Partition Key Selection Process

•Document your access patterns — List every query your application will perform. Include reads, writes, and updates with expected frequencies.
•Identify the primary entity — What is the natural 'owner' of the data? Users own orders. Devices own sensor readings. Tenants own resources.
•Evaluate candidate keys for cardinality — Estimate the number of distinct values. Aim for at least 1000× your expected partition count.
•Analyze traffic distribution — Will all candidate key values receive similar traffic? Model your top 1% of keys—do they receive disproportionate load?
•Determine if sort key is needed — Do you need range queries, time ordering, or hierarchical data within partitions?
•Consider composite keys — Combine attributes if a single attribute doesn't meet cardinality or distribution requirements.
•Plan for hot key handling — If unavoidable hot keys exist (trending items, global counters), design write sharding from the start.
•Validate with realistic load testing — Before production, simulate production access patterns and verify even partition utilization.
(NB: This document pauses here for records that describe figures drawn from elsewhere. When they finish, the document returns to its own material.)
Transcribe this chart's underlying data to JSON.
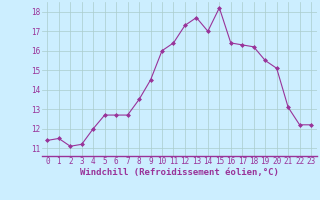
{
  "x": [
    0,
    1,
    2,
    3,
    4,
    5,
    6,
    7,
    8,
    9,
    10,
    11,
    12,
    13,
    14,
    15,
    16,
    17,
    18,
    19,
    20,
    21,
    22,
    23
  ],
  "y": [
    11.4,
    11.5,
    11.1,
    11.2,
    12.0,
    12.7,
    12.7,
    12.7,
    13.5,
    14.5,
    16.0,
    16.4,
    17.3,
    17.7,
    17.0,
    18.2,
    16.4,
    16.3,
    16.2,
    15.5,
    15.1,
    13.1,
    12.2,
    12.2
  ],
  "line_color": "#993399",
  "marker": "D",
  "marker_size": 2.0,
  "xlabel": "Windchill (Refroidissement éolien,°C)",
  "ylabel_ticks": [
    11,
    12,
    13,
    14,
    15,
    16,
    17,
    18
  ],
  "xlim": [
    -0.5,
    23.5
  ],
  "ylim": [
    10.6,
    18.5
  ],
  "bg_color": "#cceeff",
  "grid_color": "#aacccc",
  "line_color_axis": "#993399",
  "tick_color": "#993399",
  "font_family": "monospace",
  "tick_fontsize": 5.5,
  "xlabel_fontsize": 6.5
}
Partition Key Selection by Use Case
Use Case	Recommended Partition Key	Sort Key	Reasoning
User Profiles	userId	None (or PROFILE)	One profile per user, high cardinality
User's Orders	userId	orderDate#orderId	Query orders by user, sort by time
IoT Sensor Data	sensorId	timestamp	Each sensor writes independently
Game Leaderboard	leaderboardId#shard-N	score	Write sharding for hot leaderboards
Multi-tenant SaaS	tenantId#entityType#entityId	None or timestamp	Prevent large tenant hot spots
Session Storage	sessionId	None	Random IDs distribute perfectly
Product Catalog	productId	None or category#name	Products accessed independently
Chat Messages	conversationId	timestamp	Messages grouped by conversation

Summary: Partition Key Design Mastery

Partition key design is the foundation of DynamoDB success. Let's consolidate the essential principles:

Key Takeaways

•Partition keys determine distribution — Items with the same partition key are stored together on the same partition with hard throughput limits (1,000 WCU, 3,000 RCU per partition).
•High cardinality is essential — More distinct partition key values enable more partitions, better distribution, and higher total throughput.
•Uniform traffic matters as much as data — Even distribution of data isn't enough; traffic must also be evenly distributed across partition key values.
•Avoid date, status, and enum keys — Low-cardinality values create hot partitions that throttle regardless of provisioned capacity.
•Composite keys enable rich queries — Sort keys allow range queries, time ordering, and single-table designs with multiple entity types.
•Write sharding scales hot keys — For unavoidable hot keys, distribute writes across multiple sharded partition key values and aggregate on read.
•Adaptive Capacity helps but doesn't fix — DynamoDB's automatic throughput rebalancing is a safety net, not a substitute for good design.

What's Next

With partition keys mastered, we turn to Global Secondary Indexes (GSIs)—the mechanism that enables querying DynamoDB by attributes other than the primary key. GSIs unlock access patterns that the base table cannot support, but they come with their own design considerations, cost implications, and partition key challenges. Understanding GSIs is essential for building flexible, query-rich DynamoDB applications.

Page Complete

You now understand partition key design—the most critical factor in DynamoDB success. You can identify good and bad partition key candidates, use composite keys for rich querying, implement write sharding for hot keys, and apply a systematic framework for key selection. This knowledge prevents the throttling disasters that plague poorly designed DynamoDB tables.